In the 1920s, Germany was a mess of extremes: full of burgeoning artistic creativity, but equally embroiled in political turmoil and societal upheaval. The philosopher Walter Benjamin was himself at this time conducting his own series of smaller, rather more personal upheavals. These were not declarations of change or public manifestos. These were more clandestine, if no less significant, upheavals.
“Fed on the damp boredom of postwar Europe and the last trickle of French decadence”, in opium dens and private rooms from Berlin to Paris, enterprising individuals sought to expand their minds through black-market, chemical means. Hashish, opium, even subcutaneous injections of pure mescaline. But Benjamin did not dive into this world for the sheer hedonistic indulgence of it all, though I’m sure there was a certain dark allure to the proceedings. His drug use was intentional, methodical, observed, and above all, recorded.
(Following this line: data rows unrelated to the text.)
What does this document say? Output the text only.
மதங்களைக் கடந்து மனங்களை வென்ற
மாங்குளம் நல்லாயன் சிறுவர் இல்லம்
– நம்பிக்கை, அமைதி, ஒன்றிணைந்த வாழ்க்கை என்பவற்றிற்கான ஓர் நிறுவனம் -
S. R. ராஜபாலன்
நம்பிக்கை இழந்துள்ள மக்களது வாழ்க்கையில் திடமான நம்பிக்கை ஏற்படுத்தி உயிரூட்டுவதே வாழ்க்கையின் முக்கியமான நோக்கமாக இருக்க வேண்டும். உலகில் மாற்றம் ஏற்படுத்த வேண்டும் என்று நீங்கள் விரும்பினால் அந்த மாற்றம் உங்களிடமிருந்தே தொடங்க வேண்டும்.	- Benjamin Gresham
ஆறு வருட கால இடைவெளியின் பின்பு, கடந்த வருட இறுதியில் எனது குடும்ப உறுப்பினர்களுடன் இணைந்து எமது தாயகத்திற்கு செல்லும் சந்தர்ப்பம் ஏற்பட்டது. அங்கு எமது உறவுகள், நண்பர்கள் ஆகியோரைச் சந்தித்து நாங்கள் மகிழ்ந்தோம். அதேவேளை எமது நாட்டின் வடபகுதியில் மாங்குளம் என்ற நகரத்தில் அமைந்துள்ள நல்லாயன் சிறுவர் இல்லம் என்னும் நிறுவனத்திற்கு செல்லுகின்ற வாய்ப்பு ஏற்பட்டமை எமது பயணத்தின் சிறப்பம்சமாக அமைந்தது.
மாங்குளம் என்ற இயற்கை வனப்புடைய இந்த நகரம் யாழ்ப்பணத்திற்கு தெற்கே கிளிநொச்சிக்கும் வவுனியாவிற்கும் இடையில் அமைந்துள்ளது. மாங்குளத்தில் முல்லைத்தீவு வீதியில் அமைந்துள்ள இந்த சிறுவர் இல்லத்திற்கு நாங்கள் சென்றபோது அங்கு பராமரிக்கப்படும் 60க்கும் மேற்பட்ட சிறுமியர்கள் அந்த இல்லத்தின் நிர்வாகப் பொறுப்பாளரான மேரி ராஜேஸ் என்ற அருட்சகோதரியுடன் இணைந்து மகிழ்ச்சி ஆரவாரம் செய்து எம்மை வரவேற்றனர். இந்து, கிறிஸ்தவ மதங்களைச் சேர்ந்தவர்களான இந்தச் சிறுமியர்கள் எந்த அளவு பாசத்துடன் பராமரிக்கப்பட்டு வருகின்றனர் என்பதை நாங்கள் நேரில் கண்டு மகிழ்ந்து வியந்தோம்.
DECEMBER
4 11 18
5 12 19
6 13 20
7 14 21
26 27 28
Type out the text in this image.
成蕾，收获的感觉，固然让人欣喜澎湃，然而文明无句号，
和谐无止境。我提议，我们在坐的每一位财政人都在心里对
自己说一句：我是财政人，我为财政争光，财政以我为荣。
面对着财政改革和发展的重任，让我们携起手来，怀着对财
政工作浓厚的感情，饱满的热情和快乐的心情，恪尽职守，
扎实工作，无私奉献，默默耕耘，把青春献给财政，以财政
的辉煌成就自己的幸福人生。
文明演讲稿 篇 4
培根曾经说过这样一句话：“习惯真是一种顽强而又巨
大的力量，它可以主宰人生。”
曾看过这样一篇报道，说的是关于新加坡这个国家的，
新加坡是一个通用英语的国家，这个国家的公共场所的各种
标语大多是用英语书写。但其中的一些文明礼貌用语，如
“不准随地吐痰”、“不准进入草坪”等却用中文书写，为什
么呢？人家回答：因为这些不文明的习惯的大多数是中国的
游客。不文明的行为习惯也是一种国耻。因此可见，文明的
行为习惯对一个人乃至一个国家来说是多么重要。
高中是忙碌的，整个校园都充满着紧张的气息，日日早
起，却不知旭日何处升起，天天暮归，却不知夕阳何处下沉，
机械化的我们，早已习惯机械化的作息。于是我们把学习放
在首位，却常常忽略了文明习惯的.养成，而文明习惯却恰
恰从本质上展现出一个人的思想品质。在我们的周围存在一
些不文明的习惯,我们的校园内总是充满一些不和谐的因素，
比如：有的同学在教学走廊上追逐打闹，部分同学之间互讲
Each altered state he encountered was another opportunity to study himself as an avatar of humanity, interrogating the structures of memory and perception, even the foundations of meaning itself.
During his first hashish experiment in December 1927, Benjamin poetically described the immediate head-change: “Your thinking follows the same paths as usual, but they seem strewn with roses.” This romantic notion would darken somewhat as his experimentation continued, and in the following years, up to 1934, Benjamin used various substances as a method to achieve what he famously declared a ”profane illumination”, a kind of materialist epiphany inaccessible to contemplative thinking. This flash of insight, grounded in hard, sensory reality rather than any kind of mystical transcendence, was a phenomenon he laid out in his 1929 essay Surrealism: the Last Snapshot of the European Intelligentsia.
With his friends, the medical doctors Ernst Joël and Fritz Fränkel, acting as co-observers, he documented his sessions in a series of highly detailed protocols. The vast majority of these remained unpublished long after his death but are now available in On Hashish, a posthumous collation of the protocols. On Hashish is a strange text that teeters between rigorous scientific inquiry, journal, and exploration of complex metaphysics. So, it was ambitious in its scope to say the least.
Inspired by the prominent poet Charles Baudelaire’s Les Paradis Artificiels (Artificial Paradises), a book in which he himself describes the experience of consuming hashish, and coming to a somewhat disheartening conclusion: “What hashish gives with one hand it takes away with the other: that is to say, it gives the power of imagination and takes away the ability to profit by it.”
Benjamin, unimpressed with the work, hoped to write a more definitive book on hashish that would succeed where Baudelaire failed. He sought something far more rigorous and scientific, applying the ideas of phenomenology (the study of subjective experience), to truly investigate the structure of consciousness, and therefore how it can be moulded and changed. Benjamin was sadly never able to fully complete his work. The relentless political upheaval in Germany, culminating in the rise of Nazism, saw him exiled from the country, and in 1940, on the Spanish border, fleeing from persecution, Benjamin tragically took his own life.
What remains of the work, however, is a testament to his attention to detail and dedication to the subject. On Hashish is a remarkable archive of hyper-detailed reflections on the effects of hashish, opium, and mescaline, and the insights they can provide us on human consciousness. The work is dense, far from a traditional scientific text, somewhat a reflection of the consumption in and of itself, a blend of critical prose and strangely surreal metaphor. It is one of the earliest serious explorations of altered states carried out by a prominent European intellectual. Scholars like Sebastian Marincolo have argued that Benjamin’s protocols represent “one of the most nuanced cognitive phenomenologies of cannabis ever produced” and are crucial to understanding Benjamin’s evolving theories on aesthetics, particularly the concepts of “aura” and the “optical unconscious”.